Cycle route from Bromsgrove in England to Neath in Wales

National Cycle Network (NCN) Route 46 is a Sustrans National Route that runs from Bromsgrove to Neath.

==Route==

===Bromsgrove to Worcester===
Bromsgrove | Droitwich Spa | Worcester

The route begins in Bromsgrove town centre on road before opening out onto country lanes which lead to Droitwich Spa. Here the route joins the Droitwich Canal towpath. Alternatively, here one can join National Cycle Route 45.

Leaving the towpath, NCR46 then passes through residential streets, country lanes and another short section of the canal before reaching Worcester city centre and the River Severn.

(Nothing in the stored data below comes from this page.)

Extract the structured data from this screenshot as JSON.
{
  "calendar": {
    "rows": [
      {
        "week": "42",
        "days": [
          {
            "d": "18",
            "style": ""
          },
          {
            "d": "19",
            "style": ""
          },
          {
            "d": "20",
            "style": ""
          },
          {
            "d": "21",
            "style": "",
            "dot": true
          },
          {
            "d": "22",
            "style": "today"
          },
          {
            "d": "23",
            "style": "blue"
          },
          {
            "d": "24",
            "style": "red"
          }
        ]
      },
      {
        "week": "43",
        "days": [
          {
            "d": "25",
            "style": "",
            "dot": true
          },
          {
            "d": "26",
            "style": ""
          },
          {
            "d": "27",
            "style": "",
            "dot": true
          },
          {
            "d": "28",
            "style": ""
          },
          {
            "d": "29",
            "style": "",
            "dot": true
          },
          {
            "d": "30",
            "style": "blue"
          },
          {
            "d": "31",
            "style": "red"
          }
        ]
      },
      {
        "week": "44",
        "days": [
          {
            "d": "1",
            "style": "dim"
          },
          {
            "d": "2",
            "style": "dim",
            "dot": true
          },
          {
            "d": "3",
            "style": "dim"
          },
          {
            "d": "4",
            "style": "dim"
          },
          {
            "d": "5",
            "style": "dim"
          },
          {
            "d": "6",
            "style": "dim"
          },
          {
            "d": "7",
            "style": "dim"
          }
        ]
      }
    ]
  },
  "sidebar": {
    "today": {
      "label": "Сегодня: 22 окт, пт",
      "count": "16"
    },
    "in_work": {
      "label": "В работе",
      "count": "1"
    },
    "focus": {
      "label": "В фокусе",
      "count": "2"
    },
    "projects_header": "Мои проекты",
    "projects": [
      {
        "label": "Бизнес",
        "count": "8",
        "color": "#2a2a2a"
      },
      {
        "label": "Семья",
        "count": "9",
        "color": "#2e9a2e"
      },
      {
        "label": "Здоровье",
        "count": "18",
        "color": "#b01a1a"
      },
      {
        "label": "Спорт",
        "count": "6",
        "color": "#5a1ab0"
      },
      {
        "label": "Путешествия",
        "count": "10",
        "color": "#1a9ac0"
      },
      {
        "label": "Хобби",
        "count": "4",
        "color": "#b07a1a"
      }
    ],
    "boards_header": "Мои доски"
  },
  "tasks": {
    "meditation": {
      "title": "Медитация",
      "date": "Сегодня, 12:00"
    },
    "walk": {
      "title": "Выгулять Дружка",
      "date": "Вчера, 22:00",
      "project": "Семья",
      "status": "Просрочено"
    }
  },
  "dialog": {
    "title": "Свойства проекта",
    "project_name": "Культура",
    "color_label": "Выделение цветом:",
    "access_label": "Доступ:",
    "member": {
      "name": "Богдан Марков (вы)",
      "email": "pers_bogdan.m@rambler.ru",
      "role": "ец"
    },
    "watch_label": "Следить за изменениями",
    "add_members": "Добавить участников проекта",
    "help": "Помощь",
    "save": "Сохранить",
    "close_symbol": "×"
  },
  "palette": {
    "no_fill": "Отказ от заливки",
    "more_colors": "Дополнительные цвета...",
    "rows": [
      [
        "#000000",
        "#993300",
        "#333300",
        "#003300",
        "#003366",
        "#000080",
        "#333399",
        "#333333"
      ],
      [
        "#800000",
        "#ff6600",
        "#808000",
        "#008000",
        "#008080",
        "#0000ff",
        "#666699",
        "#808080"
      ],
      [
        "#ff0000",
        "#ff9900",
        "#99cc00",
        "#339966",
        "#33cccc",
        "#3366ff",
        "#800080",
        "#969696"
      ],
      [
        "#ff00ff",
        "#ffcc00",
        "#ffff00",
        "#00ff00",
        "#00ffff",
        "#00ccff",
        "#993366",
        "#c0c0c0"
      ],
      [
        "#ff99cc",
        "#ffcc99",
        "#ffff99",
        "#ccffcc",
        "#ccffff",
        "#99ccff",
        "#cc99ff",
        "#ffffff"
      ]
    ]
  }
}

===Worcester to Hereford===
Worcester | Malvern | Hereford

NCR46 continues to follow the River Severn, but the connection to Hereford is still under development. There is a short section of NCR46 in Malvern, which has been changed from National Cycle Route 45.

===Hereford to Abergavenny===
Hereford | Abergavenny

Leaving Hereford, the route takes country lanes, branching before Kentchurch onto the National Cycle Route 426. The NCR46 continues through Kentchurch and over the Welsh border. There is a link between NCR46 and National Cycle Route 42 along this section until they meet in Abergavenny.

===Brynmawr to Clwydyfagwyr (Merthyr Tydfil)===

Known as the Heads of the Valleys Route, this section of NCR46 has a mixture of major and minor roads as well as off-road trails. Out of the 60miles of this route, 40miles are segregated from traffic. This includes towpaths, disused railway trails and tarmac cycle paths. Beginning in Gwent Valley, this section of the route ends in Merthyr Tydfil.

===Cynon Valley to Neath===
The NCR46 continues through Cynon Valley and ends in Neath. Cyclists can travel onwards from NCR46 to National Cycle Route 47.